Other famous French houses of worship, including the Saint-Suplice church in Paris, have been affected by fires in recent weeks. French authorities have offered no indication that they were intentionally set, or that the same actors were behind these individual incidents.

The Paris prosecutors’ office explicitly ruled out arson or terror-related motives as the cause of the Notre Dame Fire on Monday, according to the Associated Press. Police are instead investigating “involuntary destruction caused by fire,” the AP reported.
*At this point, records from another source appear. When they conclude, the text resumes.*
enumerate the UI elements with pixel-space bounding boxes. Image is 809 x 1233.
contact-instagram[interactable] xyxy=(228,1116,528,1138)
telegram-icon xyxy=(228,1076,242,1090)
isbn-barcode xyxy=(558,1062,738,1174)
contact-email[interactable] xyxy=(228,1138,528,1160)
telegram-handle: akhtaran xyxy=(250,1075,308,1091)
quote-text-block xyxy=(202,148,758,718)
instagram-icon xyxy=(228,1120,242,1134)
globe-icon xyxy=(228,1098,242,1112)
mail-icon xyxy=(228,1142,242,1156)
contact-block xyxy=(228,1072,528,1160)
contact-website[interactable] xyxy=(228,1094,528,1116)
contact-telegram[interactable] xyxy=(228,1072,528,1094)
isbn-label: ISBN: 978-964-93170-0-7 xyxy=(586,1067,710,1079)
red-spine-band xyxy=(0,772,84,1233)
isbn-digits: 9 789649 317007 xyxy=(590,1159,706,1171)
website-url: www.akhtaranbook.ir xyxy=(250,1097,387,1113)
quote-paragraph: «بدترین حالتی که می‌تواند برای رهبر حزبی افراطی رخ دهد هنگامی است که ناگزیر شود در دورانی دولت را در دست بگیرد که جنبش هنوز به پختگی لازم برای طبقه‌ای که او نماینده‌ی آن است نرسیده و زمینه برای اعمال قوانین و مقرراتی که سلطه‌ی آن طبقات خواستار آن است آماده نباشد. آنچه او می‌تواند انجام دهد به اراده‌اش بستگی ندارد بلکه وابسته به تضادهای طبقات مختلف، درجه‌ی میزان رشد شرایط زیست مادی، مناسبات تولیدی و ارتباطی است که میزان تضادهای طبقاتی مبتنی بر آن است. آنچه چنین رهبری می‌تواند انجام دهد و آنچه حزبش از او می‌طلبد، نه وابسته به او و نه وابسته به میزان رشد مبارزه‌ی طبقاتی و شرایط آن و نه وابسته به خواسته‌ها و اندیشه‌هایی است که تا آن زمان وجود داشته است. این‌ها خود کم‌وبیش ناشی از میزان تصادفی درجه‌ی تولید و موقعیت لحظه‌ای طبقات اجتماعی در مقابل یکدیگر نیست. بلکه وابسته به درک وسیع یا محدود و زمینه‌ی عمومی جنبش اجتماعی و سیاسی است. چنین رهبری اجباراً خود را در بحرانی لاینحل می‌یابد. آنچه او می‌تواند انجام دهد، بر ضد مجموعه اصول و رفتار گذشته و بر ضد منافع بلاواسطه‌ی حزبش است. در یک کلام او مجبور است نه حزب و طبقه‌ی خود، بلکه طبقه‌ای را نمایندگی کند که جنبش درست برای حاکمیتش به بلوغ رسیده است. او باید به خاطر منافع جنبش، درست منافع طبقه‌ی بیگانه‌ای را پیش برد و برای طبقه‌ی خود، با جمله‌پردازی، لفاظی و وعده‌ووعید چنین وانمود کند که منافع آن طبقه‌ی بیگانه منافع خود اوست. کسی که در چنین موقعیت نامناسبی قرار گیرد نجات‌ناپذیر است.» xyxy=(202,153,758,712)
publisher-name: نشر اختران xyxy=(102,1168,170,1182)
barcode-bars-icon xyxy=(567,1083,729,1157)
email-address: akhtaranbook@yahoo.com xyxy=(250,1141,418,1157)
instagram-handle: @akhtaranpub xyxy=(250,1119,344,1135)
Some on the far-right avoided arson conspiracies, choosing instead to further Islamophobic attacks on Rep. Ilhan Omar (D-MN). Omar has recently been targeted by a flood of death threats after President Trump, conservative lawmakers and Fox pundits have tried to cast her as “unpatriotic” for speaking up about discrimination against Muslim Americans after 9/11.

Far-right instigators used the Notre Dame fire as an opportunity to pile on. First they questioned why Omar had not yet tweeted about the incident. By mid-afternoon, she had done so, calling the cathedral a “wonder” and sending prayers to Paris.

“Art and architecture have a unique ability to help us connect across our differences and bring people together in different ways,” Omar offered.

Raheem Kassam, Brexit promoter and former editor-in-chief of Breitbart’s London office, took issue with the “art and architecture” language.

“This is the same flippant attitude towards the sacred that ISIS displayed when destroying Palmyra,” Kassam tweeted.

“‘Art and architecture’ is one way to describe a 900 year old Christian Church that took 100 years to build and was seen as a monument to God,” Mike Cernovich (460,000 Twitter followers) wrote.

White nationalist figureheads like Richard Spencer also latched on to the fire, pointing to Notre Dame’s beauty as proof of European cultural superiority and its destruction as part of the broader threat to “the White man.”

“If the Nortre Dame fire serves to spur the White man into action–to sieze power in his countries, in Europe, in the world–then it will have served a glorious purpose and we will one day bless this catastrophe,” Spencer wrote in a tweet riddled with typos.

As of Tuesday morning, YouTube searches for “Notre Dame arson” and “Notre Dame Muslims” turned up dozens of results, some of which purported to show Muslims celebrating an intentionally set fire. Several of the videos had tens of thousands of views.